Who, exactly, is getting plundered? It's no wonder blogger Cory Doctorow finds DRM to be one of the most offensive digital constructs on the planet. It's inevitable. It'll go away or change dramatically. Let's hope sooner rather than later.

(This column was written before Apple announced that iTunes would be, at some point in the future, capable of providing DRM-free music throughout its entire library. This was pretty big news, considering how many people use iTunes to manage their music library. This isn't to say that the DRM-free tracks available at Amazon or eMusic are any less valid, but let's face it: just about everybody who carries an iPod or iPhone also uses iTunes as the gateway for purchasing music.)

I subscribe to Rhapsody, so I can listen to just about anything from my desktop, and subscriptions are my preferred method of content consumption. I have an XM satellite radio subscription, I pay for just about every channel on digital cable and I have been known to purchase hard copies of content in the past (DVDs, CDs, 8-track tapes, etc.)
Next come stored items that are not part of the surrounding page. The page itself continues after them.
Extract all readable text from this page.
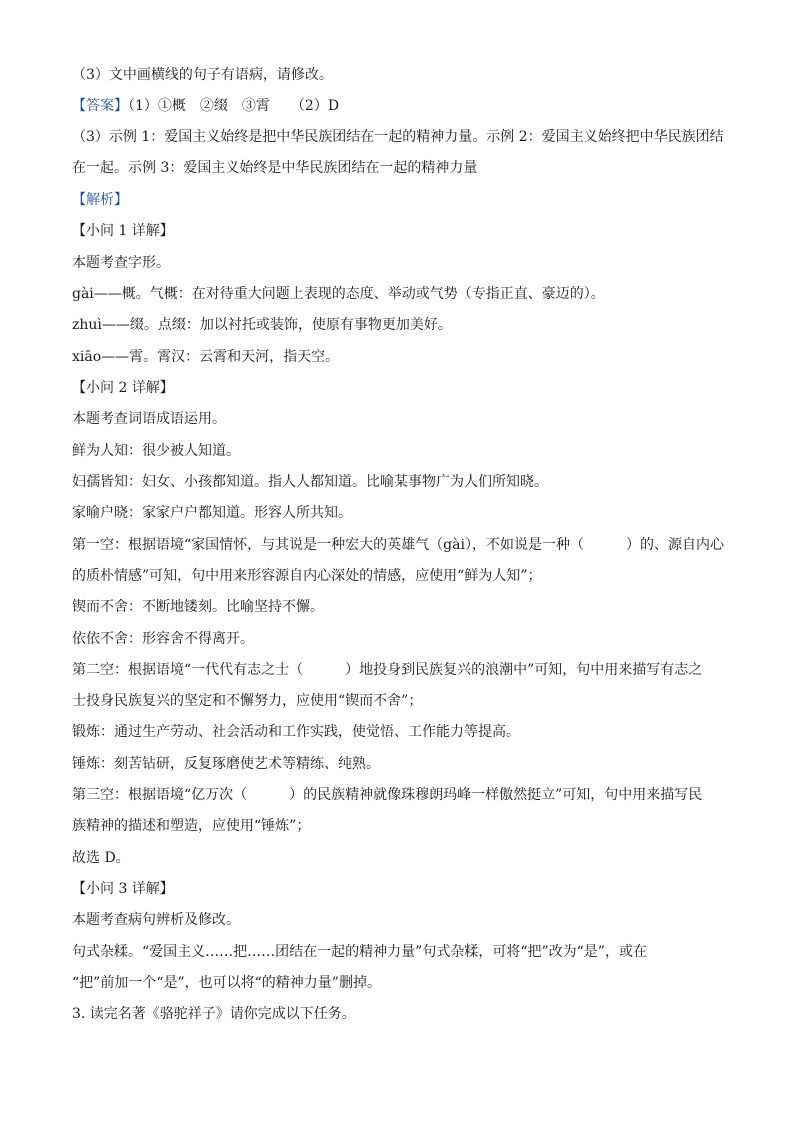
（3）文中画横线的句子有语病，请修改。
【答案】（1）①概　②缀　③霄　　（2）D
（3）示例 1：爱国主义始终是把中华民族团结在一起的精神力量。示例 2：爱国主义始终把中华民族团结
在一起。示例 3：爱国主义始终是中华民族团结在一起的精神力量
【解析】
【小问 1 详解】
本题考查字形。
gài——概。气概：在对待重大问题上表现的态度、举动或气势（专指正直、豪迈的）。
zhuì——缀。点缀：加以衬托或装饰，使原有事物更加美好。
xiāo——霄。霄汉：云霄和天河，指天空。
【小问 2 详解】
本题考查词语成语运用。
鲜为人知：很少被人知道。
妇孺皆知：妇女、小孩都知道。指人人都知道。比喻某事物广为人们所知晓。
家喻户晓：家家户户都知道。形容人所共知。
第一空：根据语境“家国情怀，与其说是一种宏大的英雄气（gài），不如说是一种（　　　）的、源自内心
的质朴情感”可知，句中用来形容源自内心深处的情感，应使用“鲜为人知”；
锲而不舍：不断地镂刻。比喻坚持不懈。
依依不舍：形容舍不得离开。
第二空：根据语境“一代代有志之士（　　　）地投身到民族复兴的浪潮中”可知，句中用来描写有志之
士投身民族复兴的坚定和不懈努力，应使用“锲而不舍”；
锻炼：通过生产劳动、社会活动和工作实践，使觉悟、工作能力等提高。
锤炼：刻苦钻研，反复琢磨使艺术等精练、纯熟。
第三空：根据语境“亿万次（　　　）的民族精神就像珠穆朗玛峰一样傲然挺立”可知，句中用来描写民
族精神的描述和塑造，应使用“锤炼”；
故选 D。
【小问 3 详解】
本题考查病句辨析及修改。
句式杂糅。“爱国主义……把……团结在一起的精神力量”句式杂糅，可将“把”改为“是”，或在
“把”前加一个“是”，也可以将“的精神力量”删掉。
3. 读完名著《骆驼祥子》请你完成以下任务。
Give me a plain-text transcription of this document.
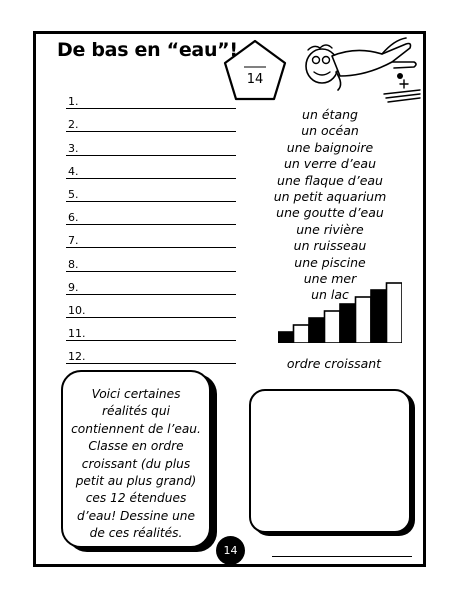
De bas en “eau”!
14
1.
2.
3.
4.
5.
6.
7.
8.
9.
10.
11.
12.
un étang
un océan
une baignoire
un verre d’eau
une flaque d’eau
un petit aquarium
une goutte d’eau
une rivière
un ruisseau
une piscine
une mer
un lac
ordre croissant
Voici certaines réalités qui contiennent de l’eau. Classe en ordre croissant (du plus petit au plus grand) ces 12 étendues d’eau! Dessine une de ces réalités.
14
But DRM? It's no good. It's downright evil. I find it very difficult to purchase something outright when I'm told that I can only play it X times, only on X devices or for X long. That's counter-intuitive and consumer unfriendly. There are certainly exceptions to the rule, but not when the content is a commodity.

I once found four different versions of the same song on my wife's system. One had been purchased on Rhapsody, another on iTunes, another on Napster and the fourth was an MP3! Quadruple madness! I don't care how good a song is, she doesn't need to have four copies of it (three of which are completely useless without the proper systems in place).

The MP3? It's as perfect as it needs to be, playable on just about anything these days. That's consumer friendly.